Perhaps Nellie Cashman had her fill of snow for a while after that adventure, for she moved to Tucson, Arizona, where she opened a restaurant. In 1880, she sold it and moved to Tombstone, following a silver strike. She was living there, running her latest restaurant, at the time of the Gunfight at the O.K. Corral in 1881. While in Tombstone, she again helped raise money to start a hospital and build a church. After Fanny’s husband Tom died, she and their five children moved to Arizona to live with Nellie. When Fanny died a few years later, Nellie cared for her nieces and nephews. She brought them with her as she moved around the west, following various gold and silver strikes.

 
In 1898, she moved to Alaska. By the time she arrived in Skagway, she was in her mid-fifties and an old hand at navigating mining towns. She started another restaurant and invested in some lucrative mines. She spent the next 25 years there, though she often spent winters elsewhere, visiting her now-grown nieces and nephews. At 78, she made a 350-mile trip by dogsled in December. It took her seventeen days. Newspapers all over Alaska carried the story.

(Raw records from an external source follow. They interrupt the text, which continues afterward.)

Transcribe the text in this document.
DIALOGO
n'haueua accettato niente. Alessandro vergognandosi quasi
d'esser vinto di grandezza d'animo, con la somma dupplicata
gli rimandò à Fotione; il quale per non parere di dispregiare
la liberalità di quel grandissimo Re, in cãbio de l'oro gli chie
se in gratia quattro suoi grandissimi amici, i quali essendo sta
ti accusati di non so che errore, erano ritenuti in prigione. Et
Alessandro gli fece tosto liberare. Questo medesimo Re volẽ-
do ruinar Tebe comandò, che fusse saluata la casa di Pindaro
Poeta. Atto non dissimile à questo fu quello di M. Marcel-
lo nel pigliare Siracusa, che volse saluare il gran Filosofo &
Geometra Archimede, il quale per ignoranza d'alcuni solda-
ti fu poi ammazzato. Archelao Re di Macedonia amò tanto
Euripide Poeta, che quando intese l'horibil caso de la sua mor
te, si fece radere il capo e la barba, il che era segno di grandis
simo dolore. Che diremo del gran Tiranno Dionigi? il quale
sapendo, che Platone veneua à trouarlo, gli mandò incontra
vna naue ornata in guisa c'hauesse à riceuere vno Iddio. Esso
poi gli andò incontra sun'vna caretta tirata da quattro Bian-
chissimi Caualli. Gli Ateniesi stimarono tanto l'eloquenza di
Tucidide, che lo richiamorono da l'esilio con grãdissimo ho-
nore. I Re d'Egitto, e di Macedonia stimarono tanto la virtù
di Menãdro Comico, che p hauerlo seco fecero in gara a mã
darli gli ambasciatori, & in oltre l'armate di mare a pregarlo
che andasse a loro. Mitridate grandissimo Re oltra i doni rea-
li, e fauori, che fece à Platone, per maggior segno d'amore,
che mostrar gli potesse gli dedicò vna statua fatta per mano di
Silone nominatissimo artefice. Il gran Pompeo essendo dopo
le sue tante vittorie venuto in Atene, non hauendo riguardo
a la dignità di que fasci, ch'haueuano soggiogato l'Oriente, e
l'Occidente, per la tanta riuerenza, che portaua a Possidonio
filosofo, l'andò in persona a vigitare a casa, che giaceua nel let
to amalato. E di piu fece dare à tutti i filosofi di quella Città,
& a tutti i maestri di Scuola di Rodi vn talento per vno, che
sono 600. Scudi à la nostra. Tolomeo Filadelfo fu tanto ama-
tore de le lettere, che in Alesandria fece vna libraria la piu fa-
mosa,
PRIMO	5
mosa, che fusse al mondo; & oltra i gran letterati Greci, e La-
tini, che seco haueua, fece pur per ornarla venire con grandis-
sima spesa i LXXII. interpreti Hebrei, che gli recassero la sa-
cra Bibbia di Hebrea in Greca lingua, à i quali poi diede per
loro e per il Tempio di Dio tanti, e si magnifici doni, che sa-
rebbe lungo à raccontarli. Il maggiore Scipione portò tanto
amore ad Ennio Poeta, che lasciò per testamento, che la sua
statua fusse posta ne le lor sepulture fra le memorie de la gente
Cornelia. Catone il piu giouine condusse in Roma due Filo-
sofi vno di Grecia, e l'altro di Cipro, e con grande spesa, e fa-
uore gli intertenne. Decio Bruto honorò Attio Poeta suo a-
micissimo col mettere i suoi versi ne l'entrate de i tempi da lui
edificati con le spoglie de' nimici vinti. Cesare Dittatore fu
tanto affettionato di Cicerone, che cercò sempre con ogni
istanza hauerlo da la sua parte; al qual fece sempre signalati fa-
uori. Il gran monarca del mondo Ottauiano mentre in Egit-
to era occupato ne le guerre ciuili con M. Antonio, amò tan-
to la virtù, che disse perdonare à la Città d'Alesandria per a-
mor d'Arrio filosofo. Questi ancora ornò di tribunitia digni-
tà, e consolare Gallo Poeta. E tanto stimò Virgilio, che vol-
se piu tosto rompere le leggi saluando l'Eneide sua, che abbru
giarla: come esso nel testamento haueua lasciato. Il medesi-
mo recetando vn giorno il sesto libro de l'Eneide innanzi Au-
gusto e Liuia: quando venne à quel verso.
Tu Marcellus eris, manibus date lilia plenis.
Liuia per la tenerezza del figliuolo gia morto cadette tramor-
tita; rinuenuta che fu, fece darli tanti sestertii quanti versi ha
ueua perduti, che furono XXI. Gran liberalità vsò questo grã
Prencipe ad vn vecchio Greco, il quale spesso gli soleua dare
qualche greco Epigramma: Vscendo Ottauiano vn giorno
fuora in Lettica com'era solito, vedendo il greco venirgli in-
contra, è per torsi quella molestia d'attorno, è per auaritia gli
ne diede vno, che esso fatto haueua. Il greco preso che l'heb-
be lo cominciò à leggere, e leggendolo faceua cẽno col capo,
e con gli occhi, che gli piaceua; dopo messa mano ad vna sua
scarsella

Nellie continued her mining-town adventures until 1924, when her health failed. She died at s hospital she helped found in Victoria, British Columbia in 1925.

 
See what I mean? If I made all that up and put it in a book, you’d roll your eyes and mutter, “No way.” But it’s all true. Nellie Cashman, Angel of the Mining Camps, really existed, and lived a life more exciting than any adventure novel.